The Australian Competition and Consumer Commission (ACCC) has published its draft rules for the looming Consumer Data Right regime and is seeking feedback from consumers, businesses, and community organisations on the new data regulatory framework.
The Consumer Data Right was announced by government as a budget measure in May 2018. It lets consumers get easy access to their banking data – such as transaction histories – and have it transferred to service providers of their choice.
The consultation process would help further shape the CDR rules, which will roll out first in the banking sector, and then across energy and telecommunications.
ACCC Commissioner Sarah Court acknowledged there were several matters that needed to be finalised before the CDR regime can start.

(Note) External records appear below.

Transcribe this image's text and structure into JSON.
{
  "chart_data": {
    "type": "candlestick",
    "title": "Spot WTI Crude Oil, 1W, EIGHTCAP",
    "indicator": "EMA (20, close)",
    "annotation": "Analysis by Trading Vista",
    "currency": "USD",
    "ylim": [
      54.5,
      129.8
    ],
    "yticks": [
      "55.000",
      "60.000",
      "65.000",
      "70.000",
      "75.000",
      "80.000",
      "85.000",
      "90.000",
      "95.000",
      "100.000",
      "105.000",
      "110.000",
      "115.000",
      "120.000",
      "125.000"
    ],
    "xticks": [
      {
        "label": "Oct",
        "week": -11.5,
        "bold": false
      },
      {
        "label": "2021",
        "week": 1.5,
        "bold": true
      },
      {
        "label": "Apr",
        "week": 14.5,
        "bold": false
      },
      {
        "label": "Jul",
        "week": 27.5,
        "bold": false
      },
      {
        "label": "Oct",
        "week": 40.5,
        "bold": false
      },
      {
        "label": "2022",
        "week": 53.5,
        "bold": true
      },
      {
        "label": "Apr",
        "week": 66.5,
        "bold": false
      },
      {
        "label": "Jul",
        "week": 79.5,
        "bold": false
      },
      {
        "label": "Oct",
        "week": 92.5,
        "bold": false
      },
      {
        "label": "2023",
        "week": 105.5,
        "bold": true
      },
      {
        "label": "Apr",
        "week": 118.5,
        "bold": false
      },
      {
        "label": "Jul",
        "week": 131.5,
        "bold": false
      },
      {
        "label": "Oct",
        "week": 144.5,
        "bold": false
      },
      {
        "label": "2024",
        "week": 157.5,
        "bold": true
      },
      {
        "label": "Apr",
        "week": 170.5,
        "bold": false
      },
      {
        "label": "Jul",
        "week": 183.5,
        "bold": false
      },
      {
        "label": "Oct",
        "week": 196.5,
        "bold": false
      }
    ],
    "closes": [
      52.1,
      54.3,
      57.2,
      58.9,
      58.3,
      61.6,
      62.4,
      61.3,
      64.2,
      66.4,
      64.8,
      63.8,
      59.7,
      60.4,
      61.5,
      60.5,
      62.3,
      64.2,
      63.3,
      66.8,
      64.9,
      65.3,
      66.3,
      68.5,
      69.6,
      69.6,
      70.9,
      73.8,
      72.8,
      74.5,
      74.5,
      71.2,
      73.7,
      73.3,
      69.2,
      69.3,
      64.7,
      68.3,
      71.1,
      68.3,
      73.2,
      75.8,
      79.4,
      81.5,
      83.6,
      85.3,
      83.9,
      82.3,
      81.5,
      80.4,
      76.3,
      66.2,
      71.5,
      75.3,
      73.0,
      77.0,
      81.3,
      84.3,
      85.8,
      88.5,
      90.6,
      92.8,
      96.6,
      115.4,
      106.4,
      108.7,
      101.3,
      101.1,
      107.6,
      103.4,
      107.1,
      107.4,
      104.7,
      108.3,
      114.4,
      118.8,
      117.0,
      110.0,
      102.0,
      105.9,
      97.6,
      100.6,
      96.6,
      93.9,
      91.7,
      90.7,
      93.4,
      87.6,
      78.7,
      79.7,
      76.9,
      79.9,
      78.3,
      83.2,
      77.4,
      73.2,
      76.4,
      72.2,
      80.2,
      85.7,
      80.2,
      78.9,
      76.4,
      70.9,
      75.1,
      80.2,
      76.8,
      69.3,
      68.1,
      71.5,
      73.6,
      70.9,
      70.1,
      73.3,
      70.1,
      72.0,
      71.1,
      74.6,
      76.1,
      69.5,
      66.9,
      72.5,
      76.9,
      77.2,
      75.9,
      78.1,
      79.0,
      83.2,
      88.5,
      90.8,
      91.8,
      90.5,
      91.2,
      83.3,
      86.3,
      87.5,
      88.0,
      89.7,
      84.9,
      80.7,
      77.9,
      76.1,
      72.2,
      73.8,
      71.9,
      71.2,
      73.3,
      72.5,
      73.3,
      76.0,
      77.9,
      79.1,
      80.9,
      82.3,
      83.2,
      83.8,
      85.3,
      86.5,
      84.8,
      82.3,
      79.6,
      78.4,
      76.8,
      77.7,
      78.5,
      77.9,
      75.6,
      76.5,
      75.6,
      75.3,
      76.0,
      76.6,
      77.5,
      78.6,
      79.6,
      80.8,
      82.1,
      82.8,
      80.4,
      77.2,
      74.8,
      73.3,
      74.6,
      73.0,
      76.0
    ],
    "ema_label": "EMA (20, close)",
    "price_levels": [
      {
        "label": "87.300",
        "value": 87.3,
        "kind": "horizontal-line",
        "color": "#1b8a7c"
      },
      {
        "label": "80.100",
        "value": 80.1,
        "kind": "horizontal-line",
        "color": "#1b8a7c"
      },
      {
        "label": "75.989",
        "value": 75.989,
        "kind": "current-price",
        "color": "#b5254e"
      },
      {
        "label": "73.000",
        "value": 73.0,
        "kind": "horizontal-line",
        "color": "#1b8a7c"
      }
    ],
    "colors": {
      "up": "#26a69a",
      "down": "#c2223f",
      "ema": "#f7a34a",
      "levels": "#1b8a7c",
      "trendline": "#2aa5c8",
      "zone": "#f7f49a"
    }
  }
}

However, she believes the consultation would still enable the continued development of the policy, so that a pilot scheme can be launched as expected in July.
“The draft rules for the Consumer Data Right allow companies working in the banking sector to begin planning and move towards the start of the consumer data right in banking, with some greater detail and guidance as to how it will work,” she said.
“We also know there are a number of privacy advocates, consumer organisations and others who will be very interested to see these draft rules, and we welcome views.”
“We are continuing to work through important issues, such as guidance for potential.”
According to the CDR draft rules, there are three ways to request CDR data: product data requests, consumer data requests made by CDR consumers, and consumer data requests made by an accredited person on behalf of CDR consumers.
The draft also outlines rules relating to privacy safeguards, in which the ACCC notes it is considering introducing rules authorising the disclosure, with consumer’s consent, of a consumer’s CDR data by an accredited person to another accredited person.
Rules concerning what minimum information security controls must in place to limit risk of inappropriate or unauthorised access to a CDR data environment have also been outlined in the draft.
The release of the draft rules come after Labor pledged earlier this week that it will move a number of amendments concerning the CDR legislation after the Economics Legislation Committee tabled a report giving the controversial bill the green light, despite widespread concerns about it.
The Economics Legislation Committee last week tabled its report on the Consumer Data Right (CDR) legislation, which gives consumers and businesses a right of access to specified data about them held by other businesses.
The report contained only one recommendation: that the bill should be passed by Parliament unamended.
There have been widespread concerns that government is rushing the consultation phase in order to pass the legislation before the May election,
The consultation period for the CDR draft rules is open until 10 May 2019.